Arrest van het Gerecht van 20°december 2023° – JPMorgan Chase e.a./Commissie

(Zaak T-106/17)1

[„Mededinging – Mededingingsregelingen – Sector van rentederivaten in euro – Besluit waarbij een inbreuk op artikel 101 VWEU en artikel 53 van de EER-Overeenkomst wordt vastgesteld – Manipulatie van de interbancaire Euribor-referentierentetarieven – Uitwisseling van vertrouwelijke informatie – Mededingingsbeperking naar strekking – Eén enkele voortdurende inbreuk – In de tijd gespreide ‚hybride’ procedure – Vermoeden van onschuld – Onpartijdigheid – Geldboeten – Basisbedrag – Waarde van de verkopen – Artikel 23, leden 2 en 3, van verordening (EG) nr. 1/2003 – Motiveringsplicht – Wijzigingsbesluit waarbij de motivering wordt aangevuld – Gelijke behandeling – Evenredigheid – Volledige rechtsmacht”]

Procestaal: Engels

Partijen

Verzoekende partijen: JPMorgan Chase & Co. (New York, New York, Verenigde Staten), JPMorgan Chase Bank, National Association (Columbus, Ohio, Verenigde Staten), J.P. Morgan Services LLP (Londen, Verenigd Koninkrijk) (vertegenwoordigers: B. Tormey, A. Holroyd, L. Ream, N. French, N. Frey, D. Das, D. Hunt, N. English, solicitors, M. Lester, KC, D. Piccinin en D. Heaton, barristers)

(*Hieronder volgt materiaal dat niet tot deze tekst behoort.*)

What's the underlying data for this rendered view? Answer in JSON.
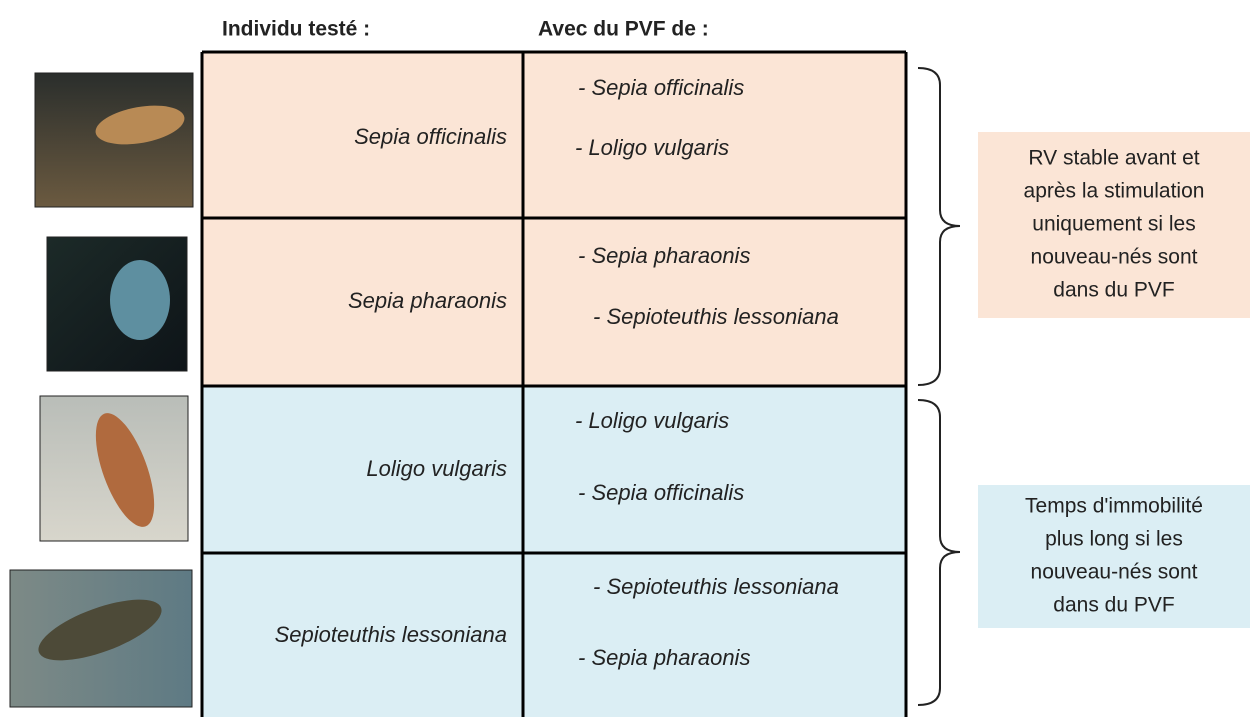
{
  "header": {
    "tested": "Individu testé :",
    "pvf": "Avec du PVF de :"
  },
  "table": {
    "rows": [
      {
        "tested": "Sepia officinalis",
        "pvf": [
          "- Sepia officinalis",
          "- Loligo vulgaris"
        ]
      },
      {
        "tested": "Sepia pharaonis",
        "pvf": [
          "- Sepia pharaonis",
          "- Sepioteuthis lessoniana"
        ]
      },
      {
        "tested": "Loligo vulgaris",
        "pvf": [
          "- Loligo vulgaris",
          "- Sepia officinalis"
        ]
      },
      {
        "tested": "Sepioteuthis lessoniana",
        "pvf": [
          "- Sepioteuthis lessoniana",
          "- Sepia pharaonis"
        ]
      }
    ]
  },
  "notes": [
    {
      "lines": [
        "RV stable avant et",
        "après la stimulation",
        "uniquement si les",
        "nouveau-nés sont",
        "dans du PVF"
      ]
    },
    {
      "lines": [
        "Temps d'immobilité",
        "plus long si les",
        "nouveau-nés sont",
        "dans du PVF"
      ]
    }
  ]
}
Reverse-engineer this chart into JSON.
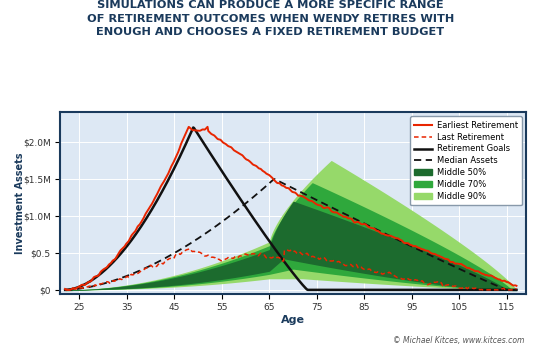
{
  "title": "SIMULATIONS CAN PRODUCE A MORE SPECIFIC RANGE\nOF RETIREMENT OUTCOMES WHEN WENDY RETIRES WITH\nENOUGH AND CHOOSES A FIXED RETIREMENT BUDGET",
  "xlabel": "Age",
  "ylabel": "Investment Assets",
  "xlim": [
    21,
    119
  ],
  "ylim": [
    -0.05,
    2.4
  ],
  "xticks": [
    25,
    35,
    45,
    55,
    65,
    75,
    85,
    95,
    105,
    115
  ],
  "ytick_vals": [
    0,
    0.5,
    1.0,
    1.5,
    2.0
  ],
  "ytick_labels": [
    "$0",
    "$0.5",
    "$1.0M",
    "$1.5M",
    "$2.0M"
  ],
  "background_color": "#dde8f4",
  "outer_background": "#ffffff",
  "border_color": "#1a3a5c",
  "title_color": "#1a3a5c",
  "axis_label_color": "#1a3a5c",
  "tick_color": "#333333",
  "colors": {
    "earliest": "#e82500",
    "last": "#e82500",
    "goals": "#111111",
    "median": "#111111",
    "band50": "#1c6b2e",
    "band70": "#2fa83c",
    "band90": "#96d96a"
  },
  "figsize": [
    5.41,
    3.47
  ],
  "dpi": 100
}
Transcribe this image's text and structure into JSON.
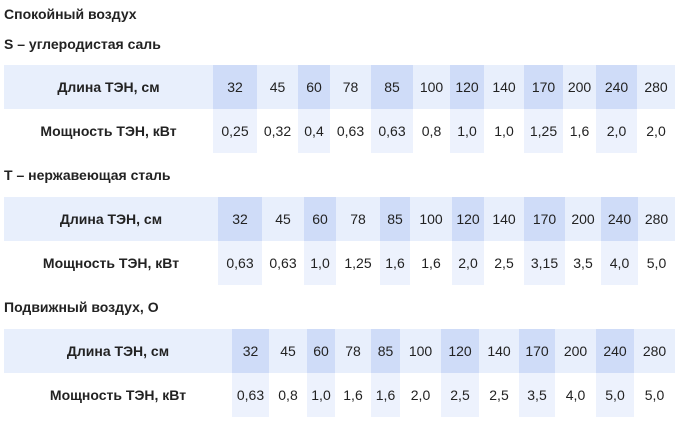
{
  "title": "Спокойный воздух",
  "sections": [
    {
      "heading": "S – углеродистая саль",
      "length_label": "Длина ТЭН, см",
      "power_label": "Мощность ТЭН, кВт",
      "lengths": [
        "32",
        "45",
        "60",
        "78",
        "85",
        "100",
        "120",
        "140",
        "170",
        "200",
        "240",
        "280"
      ],
      "powers": [
        "0,25",
        "0,32",
        "0,4",
        "0,63",
        "0,63",
        "0,8",
        "1,0",
        "1,0",
        "1,25",
        "1,6",
        "2,0",
        "2,0"
      ]
    },
    {
      "heading": "Т – нержавеющая сталь",
      "length_label": "Длина ТЭН, см",
      "power_label": "Мощность ТЭН, кВт",
      "lengths": [
        "32",
        "45",
        "60",
        "78",
        "85",
        "100",
        "120",
        "140",
        "170",
        "200",
        "240",
        "280"
      ],
      "powers": [
        "0,63",
        "0,63",
        "1,0",
        "1,25",
        "1,6",
        "1,6",
        "2,0",
        "2,5",
        "3,15",
        "3,5",
        "4,0",
        "5,0"
      ]
    },
    {
      "heading": "Подвижный воздух, О",
      "length_label": "Длина ТЭН, см",
      "power_label": "Мощность ТЭН, кВт",
      "lengths": [
        "32",
        "45",
        "60",
        "78",
        "85",
        "100",
        "120",
        "140",
        "170",
        "200",
        "240",
        "280"
      ],
      "powers": [
        "0,63",
        "0,8",
        "1,0",
        "1,6",
        "1,6",
        "2,0",
        "2,5",
        "2,5",
        "3,5",
        "4,0",
        "5,0",
        "5,0"
      ]
    }
  ]
}
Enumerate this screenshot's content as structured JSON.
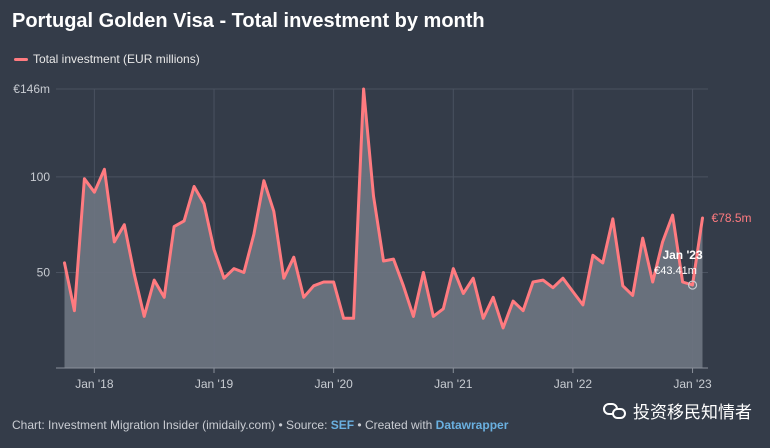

Verwerende partij: Europese Commissie (vertegenwoordigers: F. van Schaik, T. Baumé en M. Farley, gemachtigden)

Voorwerp

Met hun beroep op grond van artikel 263 VWEU vorderen verzoeksters de gedeeltelijke nietigverklaring van besluit C(2016) 8530 final van de Commissie van 7 december 2016 betreffende een procedure op grond van artikel 101 VWEU en artikel 53 van de EER-Overeenkomst [Zaak AT.39914 – Rentederivaten in euro (EIRD’s)] en, subsidiair, intrekking of verlaging van de geldboete die bij dat besluit aan hen is opgelegd. Verder verzoeken zij het Gerecht om vast te stellen dat er geen rekening mag worden gehouden met besluit C(2021) 4610 final van de Commissie van 28 juni 2021 tot wijziging van het bestreden besluit, of, subsidiair, om dat besluit nietig te verklaren.

Dictum

Op het beroep hoeft niet langer te worden beslist voor zover het is ingesteld door J.P. Morgan Services LLP.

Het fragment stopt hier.